Information technology management has been given something of a makeover. One of the intriguing consequences of the Enron affair has been the attempt by IT suppliers to find a link between the hot new topic of corporate governance and the rather more prosaic issue of day-to-day IT management.
The thinking: that without correct IT management - sorry, 'IT governance' - procedures in place, companies will fail to raise transparency and, therefore, be unable to tighten internal controls.
It is not quite out-of-the-box thinking, but many suppliers are pushing this line to finance directors and chief executives nevertheless. The aim seems to be to plant seeds of doubt in the executive's mind about the effectiveness of a company's corporate IT infrastructure, no doubt playing on his or fears that one day they will go the same way as the former heads of Tyco, WorldCom and Lernout &Hauspie, who all quit amid fraud investigations.
In a recent example, IT systems and services company Unisys commissioned a survey of both CFOs and CIOs on this very subject - with researchers asking questions about both corporate governance and IT governance.

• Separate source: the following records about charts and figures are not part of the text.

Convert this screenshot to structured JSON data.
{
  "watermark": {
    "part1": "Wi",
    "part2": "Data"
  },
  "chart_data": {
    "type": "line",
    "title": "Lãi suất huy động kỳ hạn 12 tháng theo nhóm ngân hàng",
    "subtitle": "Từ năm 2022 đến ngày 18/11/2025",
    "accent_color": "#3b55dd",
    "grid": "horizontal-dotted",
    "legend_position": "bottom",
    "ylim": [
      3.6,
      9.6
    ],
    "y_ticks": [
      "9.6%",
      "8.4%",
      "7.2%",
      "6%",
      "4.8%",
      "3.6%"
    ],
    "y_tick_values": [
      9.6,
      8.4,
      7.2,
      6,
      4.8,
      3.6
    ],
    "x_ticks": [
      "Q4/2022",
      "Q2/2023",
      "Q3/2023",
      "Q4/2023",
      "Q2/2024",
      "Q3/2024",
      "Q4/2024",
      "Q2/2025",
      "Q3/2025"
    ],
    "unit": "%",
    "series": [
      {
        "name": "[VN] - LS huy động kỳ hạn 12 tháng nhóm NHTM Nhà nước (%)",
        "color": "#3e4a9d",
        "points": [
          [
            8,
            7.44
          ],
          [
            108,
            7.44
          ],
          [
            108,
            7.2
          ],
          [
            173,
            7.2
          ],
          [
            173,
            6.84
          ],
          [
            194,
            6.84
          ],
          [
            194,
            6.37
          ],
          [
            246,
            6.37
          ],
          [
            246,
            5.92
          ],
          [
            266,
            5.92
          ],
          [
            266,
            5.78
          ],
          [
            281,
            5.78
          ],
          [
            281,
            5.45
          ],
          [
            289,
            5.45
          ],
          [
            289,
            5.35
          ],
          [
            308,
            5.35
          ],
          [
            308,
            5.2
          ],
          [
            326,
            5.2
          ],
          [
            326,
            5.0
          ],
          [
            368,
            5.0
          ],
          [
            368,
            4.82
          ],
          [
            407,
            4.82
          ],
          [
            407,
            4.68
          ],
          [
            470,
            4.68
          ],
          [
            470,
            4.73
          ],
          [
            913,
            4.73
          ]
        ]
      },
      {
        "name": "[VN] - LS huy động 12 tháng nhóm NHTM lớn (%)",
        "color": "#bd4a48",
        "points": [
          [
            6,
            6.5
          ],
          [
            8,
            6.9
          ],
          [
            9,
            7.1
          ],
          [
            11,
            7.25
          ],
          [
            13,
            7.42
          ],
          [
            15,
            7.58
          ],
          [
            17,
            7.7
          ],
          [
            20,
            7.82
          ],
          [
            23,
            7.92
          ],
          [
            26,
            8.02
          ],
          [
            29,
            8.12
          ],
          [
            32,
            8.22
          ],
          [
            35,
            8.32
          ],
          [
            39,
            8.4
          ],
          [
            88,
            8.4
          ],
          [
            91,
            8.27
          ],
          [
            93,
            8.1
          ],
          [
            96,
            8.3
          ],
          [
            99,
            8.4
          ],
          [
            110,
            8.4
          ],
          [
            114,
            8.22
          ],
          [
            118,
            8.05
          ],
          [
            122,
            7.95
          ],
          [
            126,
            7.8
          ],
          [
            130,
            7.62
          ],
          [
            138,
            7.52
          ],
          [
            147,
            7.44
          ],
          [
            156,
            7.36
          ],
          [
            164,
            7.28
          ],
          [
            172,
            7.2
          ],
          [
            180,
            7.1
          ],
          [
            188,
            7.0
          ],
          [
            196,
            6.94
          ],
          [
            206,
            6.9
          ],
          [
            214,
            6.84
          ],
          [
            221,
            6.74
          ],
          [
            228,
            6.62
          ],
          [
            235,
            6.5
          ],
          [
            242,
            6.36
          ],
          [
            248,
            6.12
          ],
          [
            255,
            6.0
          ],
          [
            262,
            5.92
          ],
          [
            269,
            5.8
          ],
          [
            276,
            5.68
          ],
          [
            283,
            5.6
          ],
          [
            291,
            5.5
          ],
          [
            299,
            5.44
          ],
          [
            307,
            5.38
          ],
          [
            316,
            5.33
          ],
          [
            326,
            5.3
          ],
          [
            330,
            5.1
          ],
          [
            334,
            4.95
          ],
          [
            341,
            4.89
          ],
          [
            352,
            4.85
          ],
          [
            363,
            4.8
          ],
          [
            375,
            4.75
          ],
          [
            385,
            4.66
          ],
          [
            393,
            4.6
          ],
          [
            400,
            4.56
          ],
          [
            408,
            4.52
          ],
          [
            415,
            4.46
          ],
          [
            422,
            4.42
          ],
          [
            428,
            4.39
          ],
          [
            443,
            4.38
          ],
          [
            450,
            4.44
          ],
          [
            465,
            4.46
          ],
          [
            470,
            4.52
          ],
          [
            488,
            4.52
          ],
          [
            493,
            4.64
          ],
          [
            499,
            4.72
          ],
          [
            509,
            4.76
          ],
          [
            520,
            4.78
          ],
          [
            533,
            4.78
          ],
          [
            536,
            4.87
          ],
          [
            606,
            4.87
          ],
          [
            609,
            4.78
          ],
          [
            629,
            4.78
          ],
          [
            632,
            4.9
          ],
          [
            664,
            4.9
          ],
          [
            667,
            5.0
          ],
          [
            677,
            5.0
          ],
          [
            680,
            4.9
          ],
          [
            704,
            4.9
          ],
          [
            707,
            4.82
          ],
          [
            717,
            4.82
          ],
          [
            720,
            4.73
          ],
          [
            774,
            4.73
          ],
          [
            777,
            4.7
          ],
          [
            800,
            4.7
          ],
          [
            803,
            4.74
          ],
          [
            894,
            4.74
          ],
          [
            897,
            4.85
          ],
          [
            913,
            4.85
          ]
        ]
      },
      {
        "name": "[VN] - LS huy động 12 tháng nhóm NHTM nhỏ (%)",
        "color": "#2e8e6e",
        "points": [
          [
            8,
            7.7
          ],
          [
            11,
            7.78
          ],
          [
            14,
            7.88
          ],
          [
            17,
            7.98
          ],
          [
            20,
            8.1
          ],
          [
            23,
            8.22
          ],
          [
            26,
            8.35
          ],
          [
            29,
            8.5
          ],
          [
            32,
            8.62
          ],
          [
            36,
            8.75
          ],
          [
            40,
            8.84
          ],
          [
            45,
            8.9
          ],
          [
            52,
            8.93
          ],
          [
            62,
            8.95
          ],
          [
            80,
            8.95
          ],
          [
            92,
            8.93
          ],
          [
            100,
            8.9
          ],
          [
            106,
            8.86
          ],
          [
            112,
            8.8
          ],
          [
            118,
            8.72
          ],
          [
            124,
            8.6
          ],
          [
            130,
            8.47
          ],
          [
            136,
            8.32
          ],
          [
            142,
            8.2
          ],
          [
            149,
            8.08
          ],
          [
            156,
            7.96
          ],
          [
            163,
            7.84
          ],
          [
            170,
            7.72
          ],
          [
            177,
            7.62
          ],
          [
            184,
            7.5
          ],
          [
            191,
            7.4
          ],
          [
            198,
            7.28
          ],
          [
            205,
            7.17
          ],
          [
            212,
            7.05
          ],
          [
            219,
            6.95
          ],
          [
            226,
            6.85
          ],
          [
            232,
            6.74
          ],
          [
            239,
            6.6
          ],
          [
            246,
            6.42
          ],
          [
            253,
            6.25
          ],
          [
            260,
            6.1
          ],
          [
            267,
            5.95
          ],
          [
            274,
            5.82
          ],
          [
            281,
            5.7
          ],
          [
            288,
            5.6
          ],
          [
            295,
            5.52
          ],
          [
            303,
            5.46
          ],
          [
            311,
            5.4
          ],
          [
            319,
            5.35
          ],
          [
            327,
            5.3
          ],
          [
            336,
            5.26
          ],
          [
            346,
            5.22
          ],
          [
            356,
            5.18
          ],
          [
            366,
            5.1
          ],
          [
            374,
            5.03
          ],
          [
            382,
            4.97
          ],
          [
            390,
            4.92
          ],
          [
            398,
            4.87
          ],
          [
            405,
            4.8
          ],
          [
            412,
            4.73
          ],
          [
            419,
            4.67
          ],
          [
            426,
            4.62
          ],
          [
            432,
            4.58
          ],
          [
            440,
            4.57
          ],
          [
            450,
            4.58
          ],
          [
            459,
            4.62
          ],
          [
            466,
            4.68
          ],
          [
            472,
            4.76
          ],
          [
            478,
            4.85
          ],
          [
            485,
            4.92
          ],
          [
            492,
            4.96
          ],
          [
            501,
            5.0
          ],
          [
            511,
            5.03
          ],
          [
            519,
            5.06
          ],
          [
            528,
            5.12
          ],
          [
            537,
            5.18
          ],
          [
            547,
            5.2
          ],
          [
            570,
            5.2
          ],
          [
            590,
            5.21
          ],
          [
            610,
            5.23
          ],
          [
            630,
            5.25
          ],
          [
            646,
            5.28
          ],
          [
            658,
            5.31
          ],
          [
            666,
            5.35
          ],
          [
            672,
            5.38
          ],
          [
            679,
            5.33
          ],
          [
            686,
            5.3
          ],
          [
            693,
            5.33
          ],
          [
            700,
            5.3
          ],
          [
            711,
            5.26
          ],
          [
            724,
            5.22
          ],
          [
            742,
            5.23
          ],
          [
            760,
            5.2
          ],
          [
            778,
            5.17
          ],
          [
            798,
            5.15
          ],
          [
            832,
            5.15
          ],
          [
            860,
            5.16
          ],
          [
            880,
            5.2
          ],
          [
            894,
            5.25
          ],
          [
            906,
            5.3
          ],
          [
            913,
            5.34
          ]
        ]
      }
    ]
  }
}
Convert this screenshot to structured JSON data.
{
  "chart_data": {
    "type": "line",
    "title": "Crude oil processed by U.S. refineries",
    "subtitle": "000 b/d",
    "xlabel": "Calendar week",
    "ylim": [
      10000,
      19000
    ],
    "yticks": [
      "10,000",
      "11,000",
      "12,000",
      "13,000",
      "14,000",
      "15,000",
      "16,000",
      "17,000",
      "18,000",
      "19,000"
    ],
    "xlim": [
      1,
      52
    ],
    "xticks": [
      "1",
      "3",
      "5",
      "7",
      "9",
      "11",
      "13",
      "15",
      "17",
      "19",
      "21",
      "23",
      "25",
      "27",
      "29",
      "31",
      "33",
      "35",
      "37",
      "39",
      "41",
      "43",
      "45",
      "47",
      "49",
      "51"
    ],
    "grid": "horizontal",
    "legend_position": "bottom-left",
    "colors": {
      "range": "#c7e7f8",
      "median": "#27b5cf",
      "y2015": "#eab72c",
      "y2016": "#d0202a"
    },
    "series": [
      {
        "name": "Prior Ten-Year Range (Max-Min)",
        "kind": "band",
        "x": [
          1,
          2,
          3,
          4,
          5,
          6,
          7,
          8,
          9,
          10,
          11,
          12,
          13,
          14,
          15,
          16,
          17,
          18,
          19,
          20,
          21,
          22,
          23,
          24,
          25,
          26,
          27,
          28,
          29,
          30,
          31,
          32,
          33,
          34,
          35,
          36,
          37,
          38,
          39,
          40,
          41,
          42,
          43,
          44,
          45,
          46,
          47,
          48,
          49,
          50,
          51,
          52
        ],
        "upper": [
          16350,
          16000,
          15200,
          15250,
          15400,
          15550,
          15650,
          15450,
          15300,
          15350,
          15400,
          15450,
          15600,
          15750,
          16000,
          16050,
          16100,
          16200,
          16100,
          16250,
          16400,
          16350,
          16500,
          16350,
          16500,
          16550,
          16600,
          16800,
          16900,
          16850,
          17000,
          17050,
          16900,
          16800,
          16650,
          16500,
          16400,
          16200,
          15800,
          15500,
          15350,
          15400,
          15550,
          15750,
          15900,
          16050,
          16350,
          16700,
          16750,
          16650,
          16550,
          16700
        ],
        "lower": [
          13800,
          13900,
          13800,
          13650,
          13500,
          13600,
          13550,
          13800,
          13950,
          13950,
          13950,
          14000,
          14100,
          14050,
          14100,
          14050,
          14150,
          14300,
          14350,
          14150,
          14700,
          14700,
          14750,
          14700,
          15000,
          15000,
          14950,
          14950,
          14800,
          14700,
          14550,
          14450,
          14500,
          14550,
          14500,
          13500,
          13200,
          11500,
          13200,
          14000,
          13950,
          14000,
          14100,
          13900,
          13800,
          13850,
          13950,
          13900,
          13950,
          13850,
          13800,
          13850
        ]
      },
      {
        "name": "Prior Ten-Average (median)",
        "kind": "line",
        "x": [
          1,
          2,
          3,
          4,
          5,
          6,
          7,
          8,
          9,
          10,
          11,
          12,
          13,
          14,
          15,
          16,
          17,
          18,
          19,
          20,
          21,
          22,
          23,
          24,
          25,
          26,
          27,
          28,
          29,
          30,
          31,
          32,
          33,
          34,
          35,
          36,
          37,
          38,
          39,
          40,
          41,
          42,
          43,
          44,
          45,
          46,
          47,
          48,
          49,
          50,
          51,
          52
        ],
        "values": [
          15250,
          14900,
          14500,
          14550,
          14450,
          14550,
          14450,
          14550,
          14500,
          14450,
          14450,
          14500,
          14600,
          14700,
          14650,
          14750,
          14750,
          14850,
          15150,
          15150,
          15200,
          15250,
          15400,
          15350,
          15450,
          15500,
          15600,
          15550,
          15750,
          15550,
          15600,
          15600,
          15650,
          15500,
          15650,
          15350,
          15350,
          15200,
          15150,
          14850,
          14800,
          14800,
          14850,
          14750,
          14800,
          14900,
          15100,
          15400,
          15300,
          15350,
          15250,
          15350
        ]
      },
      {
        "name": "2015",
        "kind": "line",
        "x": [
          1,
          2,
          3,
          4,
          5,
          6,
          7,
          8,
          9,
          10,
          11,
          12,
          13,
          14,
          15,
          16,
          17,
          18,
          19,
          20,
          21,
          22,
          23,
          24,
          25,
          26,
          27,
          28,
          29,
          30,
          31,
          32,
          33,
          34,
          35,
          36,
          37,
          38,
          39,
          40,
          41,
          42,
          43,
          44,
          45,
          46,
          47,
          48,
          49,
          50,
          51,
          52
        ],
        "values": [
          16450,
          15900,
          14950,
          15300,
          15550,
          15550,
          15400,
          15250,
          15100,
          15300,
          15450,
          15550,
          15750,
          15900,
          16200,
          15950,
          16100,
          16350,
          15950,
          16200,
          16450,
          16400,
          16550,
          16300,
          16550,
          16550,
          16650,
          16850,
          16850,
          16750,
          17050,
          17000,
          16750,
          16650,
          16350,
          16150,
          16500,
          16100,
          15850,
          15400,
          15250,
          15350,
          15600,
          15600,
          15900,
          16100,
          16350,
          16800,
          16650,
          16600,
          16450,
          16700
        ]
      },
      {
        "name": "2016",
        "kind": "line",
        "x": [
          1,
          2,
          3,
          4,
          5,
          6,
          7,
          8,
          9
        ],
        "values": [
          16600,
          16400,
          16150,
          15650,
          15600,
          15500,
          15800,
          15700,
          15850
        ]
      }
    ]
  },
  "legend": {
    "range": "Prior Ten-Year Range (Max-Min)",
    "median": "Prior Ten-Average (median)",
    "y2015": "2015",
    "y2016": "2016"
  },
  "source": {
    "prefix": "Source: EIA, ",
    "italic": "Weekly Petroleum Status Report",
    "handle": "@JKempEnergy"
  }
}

The results were not unexpected. UK companies are taking neither corporate governance nor IT governance issues particularly seriously, it found. Audits of IT processes are seen as little more than box-ticking exercises, while their role in addressing wider issues of corporate governance has been underestimated. "How can the CEO and board have a true picture of their business when IT auditing processes are so inadequate?" asks Brian Hadfield, Unisys's UK managing director.